La commissione tributaria di Chieti spiana però la strada alle compagnie petrolifere: nessuna sanzione
CHIETI. Le piattaforme petrolifere sono soggette al pagamento dei tributi locali, ma senza l’applicazione di sanzioni. Lo ha stabilito la Commissione tributaria provinciale di Chieti con la sentenza numero 70 del 6 febbraio scorso. La regola vale per l’Imu, ma a che per Ici e Tasi. Ancora una volta dunque i giudici hanno ribadito che le piattaforme sono classificabili nella categoria D/7, in quanto destinati ad atitvità industriale, e non alla categoria E/9, quella esclusa dalle imposte patrimoniali immobiliari perché riconosciuti di pubblica utilità. I giudici hanno invece ritenuto di annullare le sanzioni in virtù del dibattito che si è sviluppato riguardo alla classificazione di queste strutture produttive. Ora la materia sembra chiarita definitivamente.
Nei giorni scorsi avevamo dato notizia di una pronuncia della commissione che aveva bocciato i ricorsi promossi dalla Edison spa contro gli avvisi di accertamento Ici, Imu e Tasi emessi dal Comune di Vasto, accogliendo la tesi portata avanti dall’amministrazione comunale sulla legittimità degli accertamenti tributari notificati e relativi alla piattaforma Rospo Mare. La somma complessiva degli accertamenti impugnati è pari a 2.470.723 euro. Una decisione importante quella della Commissione tributaria teatina che segna una svolta nella tassazione delle piattaforme petrolifere, decretando che anche in mare aperto, fdino a 12 miglia, è possibile far pagare le tasse. Finora la richiesta di alcuni Comuni di far versare le imposte locali ai titolari delle piattaforme è andata avanti a suon di carta bollata, rimbalzando sugli orientamenti incerti delle Commissioni tributarie.

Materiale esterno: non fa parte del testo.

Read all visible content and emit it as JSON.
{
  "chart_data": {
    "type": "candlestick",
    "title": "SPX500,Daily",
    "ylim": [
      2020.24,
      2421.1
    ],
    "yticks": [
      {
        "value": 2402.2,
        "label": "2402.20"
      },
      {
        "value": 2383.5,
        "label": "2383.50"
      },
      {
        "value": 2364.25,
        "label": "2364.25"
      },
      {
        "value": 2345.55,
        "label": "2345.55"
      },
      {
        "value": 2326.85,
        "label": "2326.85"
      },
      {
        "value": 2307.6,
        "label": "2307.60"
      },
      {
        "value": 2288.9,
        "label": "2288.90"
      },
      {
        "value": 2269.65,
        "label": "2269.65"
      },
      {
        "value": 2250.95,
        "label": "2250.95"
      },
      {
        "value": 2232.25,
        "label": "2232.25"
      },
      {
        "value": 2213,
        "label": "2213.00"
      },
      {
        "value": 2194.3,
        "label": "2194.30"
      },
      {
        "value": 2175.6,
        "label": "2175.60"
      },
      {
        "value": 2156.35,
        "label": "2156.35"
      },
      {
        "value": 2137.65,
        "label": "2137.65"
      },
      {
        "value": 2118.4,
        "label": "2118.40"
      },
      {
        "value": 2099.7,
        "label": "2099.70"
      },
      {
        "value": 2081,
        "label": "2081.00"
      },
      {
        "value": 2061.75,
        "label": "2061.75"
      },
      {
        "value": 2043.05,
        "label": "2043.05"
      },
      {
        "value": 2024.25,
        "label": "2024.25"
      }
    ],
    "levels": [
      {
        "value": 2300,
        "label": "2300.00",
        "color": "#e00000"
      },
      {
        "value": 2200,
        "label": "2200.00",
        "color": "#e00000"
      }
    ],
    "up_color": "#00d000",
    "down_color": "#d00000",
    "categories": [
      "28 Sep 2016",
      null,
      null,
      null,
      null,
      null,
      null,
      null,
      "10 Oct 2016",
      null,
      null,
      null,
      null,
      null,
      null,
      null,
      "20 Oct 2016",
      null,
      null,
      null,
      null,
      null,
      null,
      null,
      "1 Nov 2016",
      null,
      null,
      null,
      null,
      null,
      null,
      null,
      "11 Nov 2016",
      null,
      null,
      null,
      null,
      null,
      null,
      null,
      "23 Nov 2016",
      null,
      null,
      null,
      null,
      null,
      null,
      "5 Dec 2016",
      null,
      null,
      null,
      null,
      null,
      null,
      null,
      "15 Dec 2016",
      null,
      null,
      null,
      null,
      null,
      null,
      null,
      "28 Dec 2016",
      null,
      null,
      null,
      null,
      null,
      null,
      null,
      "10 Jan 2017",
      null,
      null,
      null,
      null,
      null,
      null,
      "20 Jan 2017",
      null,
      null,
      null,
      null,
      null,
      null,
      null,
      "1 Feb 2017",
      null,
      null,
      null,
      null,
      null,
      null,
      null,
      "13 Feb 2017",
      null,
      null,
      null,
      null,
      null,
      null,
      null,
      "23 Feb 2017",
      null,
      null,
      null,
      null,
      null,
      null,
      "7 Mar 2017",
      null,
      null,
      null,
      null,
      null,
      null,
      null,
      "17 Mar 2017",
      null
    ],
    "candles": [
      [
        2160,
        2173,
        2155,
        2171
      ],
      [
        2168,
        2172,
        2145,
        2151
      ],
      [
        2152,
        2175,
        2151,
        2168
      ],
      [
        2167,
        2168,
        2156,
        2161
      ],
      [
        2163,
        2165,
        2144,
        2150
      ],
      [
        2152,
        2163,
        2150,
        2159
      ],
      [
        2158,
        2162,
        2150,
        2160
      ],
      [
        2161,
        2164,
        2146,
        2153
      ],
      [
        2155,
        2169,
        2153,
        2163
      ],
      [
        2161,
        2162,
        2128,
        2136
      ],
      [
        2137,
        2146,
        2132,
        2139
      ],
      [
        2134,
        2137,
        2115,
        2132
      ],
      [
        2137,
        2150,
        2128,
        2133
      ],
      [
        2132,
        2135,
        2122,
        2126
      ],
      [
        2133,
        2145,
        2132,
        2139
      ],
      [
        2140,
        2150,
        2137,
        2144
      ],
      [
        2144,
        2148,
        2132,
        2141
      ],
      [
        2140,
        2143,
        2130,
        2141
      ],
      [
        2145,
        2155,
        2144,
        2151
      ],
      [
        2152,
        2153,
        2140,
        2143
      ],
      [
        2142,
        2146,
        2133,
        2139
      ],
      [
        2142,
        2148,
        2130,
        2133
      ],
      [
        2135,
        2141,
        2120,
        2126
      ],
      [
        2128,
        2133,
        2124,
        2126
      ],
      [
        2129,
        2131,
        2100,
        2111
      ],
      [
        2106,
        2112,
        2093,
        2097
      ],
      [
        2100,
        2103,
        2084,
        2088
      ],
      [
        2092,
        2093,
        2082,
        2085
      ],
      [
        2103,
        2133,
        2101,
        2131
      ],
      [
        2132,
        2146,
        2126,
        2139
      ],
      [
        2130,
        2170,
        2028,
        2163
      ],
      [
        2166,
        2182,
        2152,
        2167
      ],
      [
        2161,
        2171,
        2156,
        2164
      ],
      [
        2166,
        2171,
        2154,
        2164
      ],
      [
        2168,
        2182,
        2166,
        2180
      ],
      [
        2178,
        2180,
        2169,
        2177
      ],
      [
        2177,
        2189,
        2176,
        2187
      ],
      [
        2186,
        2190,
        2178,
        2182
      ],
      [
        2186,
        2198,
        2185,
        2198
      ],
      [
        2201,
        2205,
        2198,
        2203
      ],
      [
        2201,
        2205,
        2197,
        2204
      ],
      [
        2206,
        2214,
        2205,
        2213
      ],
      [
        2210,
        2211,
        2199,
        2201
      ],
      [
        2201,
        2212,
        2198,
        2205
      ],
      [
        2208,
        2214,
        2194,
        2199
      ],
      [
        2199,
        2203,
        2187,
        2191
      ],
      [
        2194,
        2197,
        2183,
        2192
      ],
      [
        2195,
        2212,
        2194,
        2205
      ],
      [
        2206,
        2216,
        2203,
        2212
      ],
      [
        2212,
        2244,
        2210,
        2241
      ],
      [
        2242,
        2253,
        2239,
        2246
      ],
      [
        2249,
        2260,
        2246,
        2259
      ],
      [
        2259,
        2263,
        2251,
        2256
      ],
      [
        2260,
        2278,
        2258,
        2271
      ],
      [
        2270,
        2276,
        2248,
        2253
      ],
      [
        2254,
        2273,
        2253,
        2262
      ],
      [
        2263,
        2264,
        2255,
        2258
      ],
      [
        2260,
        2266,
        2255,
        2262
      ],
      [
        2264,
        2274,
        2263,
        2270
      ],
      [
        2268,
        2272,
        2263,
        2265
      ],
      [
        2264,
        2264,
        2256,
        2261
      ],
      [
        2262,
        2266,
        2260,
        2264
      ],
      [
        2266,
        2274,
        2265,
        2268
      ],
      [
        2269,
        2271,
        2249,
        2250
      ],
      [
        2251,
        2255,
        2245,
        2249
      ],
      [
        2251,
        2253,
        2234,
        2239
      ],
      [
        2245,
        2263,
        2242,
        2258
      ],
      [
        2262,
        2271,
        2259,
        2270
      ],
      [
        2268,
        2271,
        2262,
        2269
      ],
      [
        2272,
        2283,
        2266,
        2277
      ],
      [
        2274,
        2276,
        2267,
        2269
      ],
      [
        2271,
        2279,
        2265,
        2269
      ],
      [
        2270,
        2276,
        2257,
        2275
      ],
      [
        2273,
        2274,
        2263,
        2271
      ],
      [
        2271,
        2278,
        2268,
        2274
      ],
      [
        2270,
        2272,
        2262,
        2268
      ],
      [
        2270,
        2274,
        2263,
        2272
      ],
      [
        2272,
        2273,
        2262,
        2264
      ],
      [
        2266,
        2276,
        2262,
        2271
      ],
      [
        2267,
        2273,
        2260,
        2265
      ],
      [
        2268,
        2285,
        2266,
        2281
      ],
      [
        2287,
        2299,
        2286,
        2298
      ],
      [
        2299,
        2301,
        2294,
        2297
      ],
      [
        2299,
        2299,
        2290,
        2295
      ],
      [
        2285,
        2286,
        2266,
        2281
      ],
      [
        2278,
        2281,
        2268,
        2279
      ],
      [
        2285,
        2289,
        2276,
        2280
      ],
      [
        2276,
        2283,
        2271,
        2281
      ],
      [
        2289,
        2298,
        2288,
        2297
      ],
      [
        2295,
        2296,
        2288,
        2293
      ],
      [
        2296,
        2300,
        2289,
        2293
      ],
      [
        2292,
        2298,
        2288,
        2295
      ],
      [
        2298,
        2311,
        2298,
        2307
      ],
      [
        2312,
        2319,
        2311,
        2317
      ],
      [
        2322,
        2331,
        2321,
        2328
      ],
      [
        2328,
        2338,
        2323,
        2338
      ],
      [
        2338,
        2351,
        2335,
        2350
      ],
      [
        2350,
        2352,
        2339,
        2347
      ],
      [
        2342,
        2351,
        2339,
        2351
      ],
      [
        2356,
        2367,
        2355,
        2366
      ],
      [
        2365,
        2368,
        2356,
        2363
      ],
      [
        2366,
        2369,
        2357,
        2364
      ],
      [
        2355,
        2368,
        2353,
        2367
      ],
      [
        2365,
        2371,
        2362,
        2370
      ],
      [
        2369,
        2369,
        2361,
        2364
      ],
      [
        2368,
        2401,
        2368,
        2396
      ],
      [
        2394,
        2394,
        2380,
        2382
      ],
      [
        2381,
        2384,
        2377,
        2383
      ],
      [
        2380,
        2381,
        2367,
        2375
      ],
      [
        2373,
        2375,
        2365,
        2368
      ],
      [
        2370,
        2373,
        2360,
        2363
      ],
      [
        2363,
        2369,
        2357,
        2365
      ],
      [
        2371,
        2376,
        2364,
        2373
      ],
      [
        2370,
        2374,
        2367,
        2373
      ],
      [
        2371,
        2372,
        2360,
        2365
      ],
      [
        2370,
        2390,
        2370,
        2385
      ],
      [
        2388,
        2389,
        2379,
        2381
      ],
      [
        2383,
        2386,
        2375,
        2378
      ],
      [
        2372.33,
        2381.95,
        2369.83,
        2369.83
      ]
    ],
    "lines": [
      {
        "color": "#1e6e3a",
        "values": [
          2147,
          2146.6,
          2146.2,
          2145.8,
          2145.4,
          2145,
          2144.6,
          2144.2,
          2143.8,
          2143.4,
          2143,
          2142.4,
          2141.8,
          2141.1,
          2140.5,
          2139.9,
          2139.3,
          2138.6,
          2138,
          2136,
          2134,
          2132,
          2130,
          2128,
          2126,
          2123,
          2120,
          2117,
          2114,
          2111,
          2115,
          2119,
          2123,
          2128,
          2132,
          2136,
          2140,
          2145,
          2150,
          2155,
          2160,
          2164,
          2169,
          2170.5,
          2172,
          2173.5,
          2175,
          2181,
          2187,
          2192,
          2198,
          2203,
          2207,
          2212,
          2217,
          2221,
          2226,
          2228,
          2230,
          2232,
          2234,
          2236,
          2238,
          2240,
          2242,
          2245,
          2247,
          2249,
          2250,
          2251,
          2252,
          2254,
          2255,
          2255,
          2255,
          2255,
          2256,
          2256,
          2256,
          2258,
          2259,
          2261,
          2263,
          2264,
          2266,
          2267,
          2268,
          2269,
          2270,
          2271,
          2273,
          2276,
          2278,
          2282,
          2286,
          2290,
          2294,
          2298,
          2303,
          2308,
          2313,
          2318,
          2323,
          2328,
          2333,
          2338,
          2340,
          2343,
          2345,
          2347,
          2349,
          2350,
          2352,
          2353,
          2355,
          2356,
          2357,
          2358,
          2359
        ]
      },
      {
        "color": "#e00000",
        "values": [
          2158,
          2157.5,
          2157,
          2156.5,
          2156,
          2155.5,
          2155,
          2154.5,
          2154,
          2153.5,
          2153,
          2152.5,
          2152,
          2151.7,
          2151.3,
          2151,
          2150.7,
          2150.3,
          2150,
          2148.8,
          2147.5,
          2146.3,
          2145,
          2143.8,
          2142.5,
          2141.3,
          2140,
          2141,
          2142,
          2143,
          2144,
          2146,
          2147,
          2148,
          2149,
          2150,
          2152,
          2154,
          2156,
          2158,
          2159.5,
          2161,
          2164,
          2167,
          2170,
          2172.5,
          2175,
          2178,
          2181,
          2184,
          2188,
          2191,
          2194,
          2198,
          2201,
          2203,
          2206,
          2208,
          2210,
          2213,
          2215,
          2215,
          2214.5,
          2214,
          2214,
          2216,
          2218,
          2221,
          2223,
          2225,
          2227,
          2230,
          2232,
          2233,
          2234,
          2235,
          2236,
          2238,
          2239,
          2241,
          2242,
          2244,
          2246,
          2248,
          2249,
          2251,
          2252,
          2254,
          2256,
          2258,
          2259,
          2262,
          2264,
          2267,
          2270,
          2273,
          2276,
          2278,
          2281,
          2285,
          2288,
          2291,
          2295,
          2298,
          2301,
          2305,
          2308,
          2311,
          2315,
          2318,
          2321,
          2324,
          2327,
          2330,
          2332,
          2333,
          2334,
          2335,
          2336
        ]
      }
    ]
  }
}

Come è successo al Comune di Pineto che ha dovuto attendere quasi vent'anni, vari passaggi giudiziari e una sentenza della Cassazione, per ottenere dall'Eni il pagamento dell'Ici relativo alle piattaforme di estrazione di idrocarburi nel tratto di mare che fa parte del territorio comunale. Un accordo molto positivo per le casse comunali nelle quali arriveranno circa otto milioni di euro.L'applicazione di tali criteri ha portato alla quantificazione dell'Ici e dell'Imu a carico dell'Eni, oltre agli interessi, per un totale di 8.152.000 euro, di cui un milione già versati nell'anno 2005, al netto delle spese legali per i sedici giudizi del contenzioso.